Following individuals and communities after emergencies shows recovery is a complex and poorly understood process full of challenges and adjustments. During this time there is risk of losing more than was affected by the event itself...
Some people who, in the first years, are active in rebuilding and involved in recovery found valued activities somehow got lost, including attachment to home, relationships with partners who are now ‘just good friends’, loss of closeness with children and family, deep hurt from the misunderstanding and judgement they received from friends and relatives or other community members. There is often a period of exhaustion after reconstruction that introduces an ‘identity crisis.’ They need to adjust to a changed sense of self, meaning and purpose in life that was never invited, but imposed by the emergency.
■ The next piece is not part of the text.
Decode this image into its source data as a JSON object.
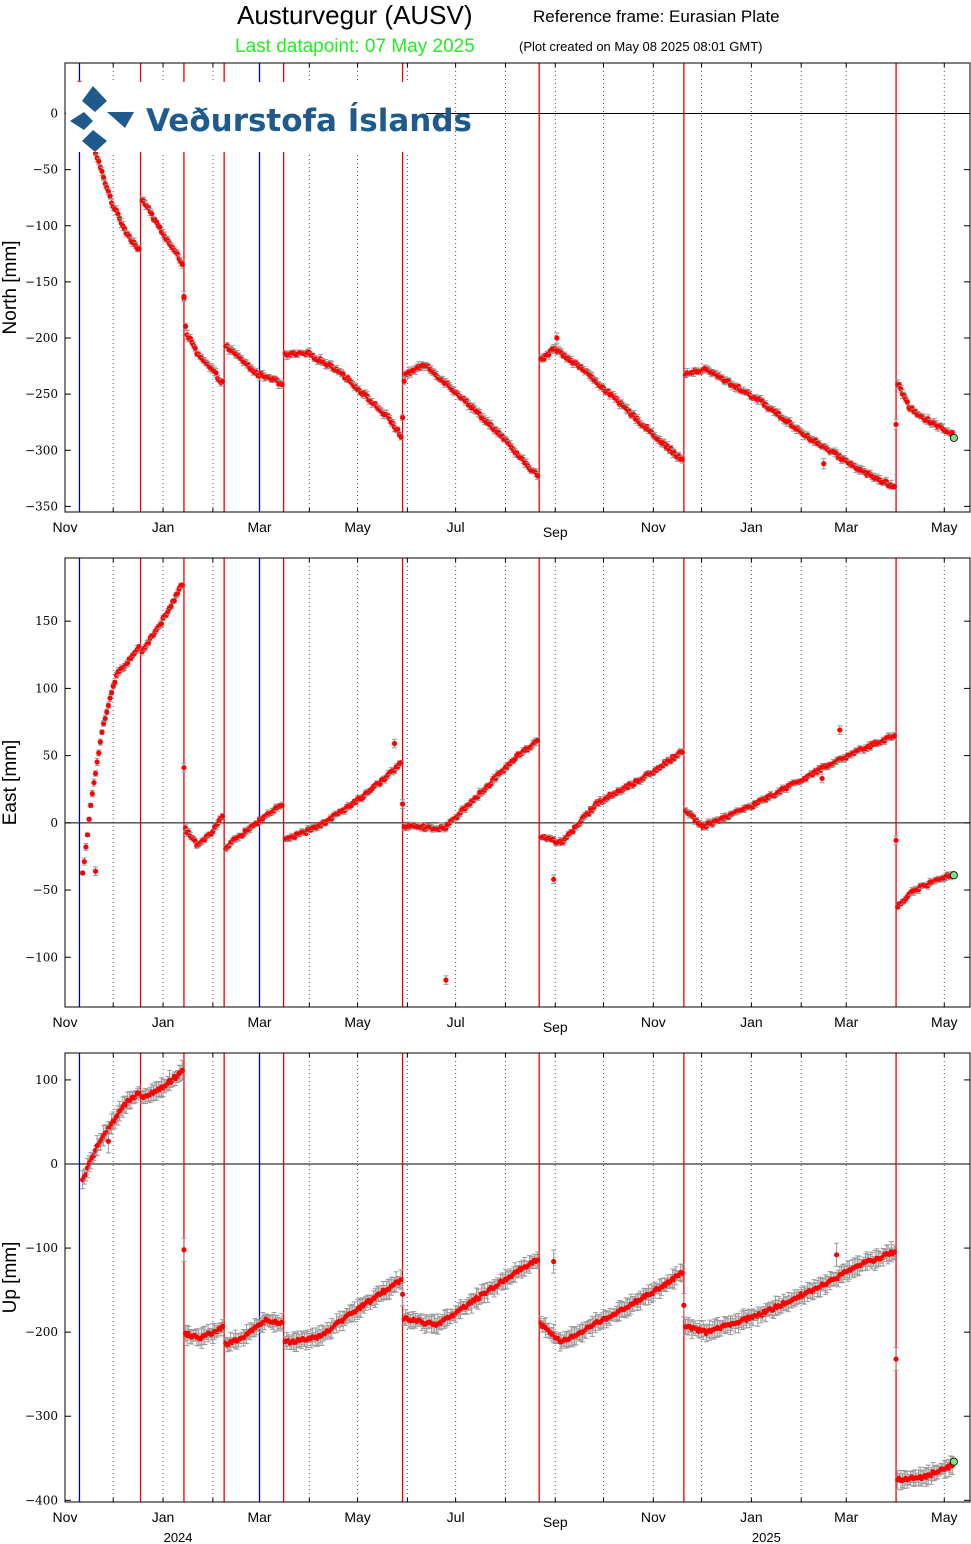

It can result in the loss of the relationships, social life, activities, hobbies and interests, investment in career and the long-term life goals that are essential to the sense of self.
Many do recover well and gain meaning from the experience. They make creative changes and become clearer about what is important. However, the potential consequences involve life-changing events. The opportunity for creative adaptation (resilience) is key to recovering well. These aspects of recovery depend on quality rather than quantity; the ‘how’ rather than ‘what’ is done. The demand for government to spend more money and provide more services does not guarantee better recovery. It requires greater understanding of recovery, where early priorities are based on long-term realities and how community expectations can be enlisted. It requires knowledge, strategies and methods supported by policies and evidence.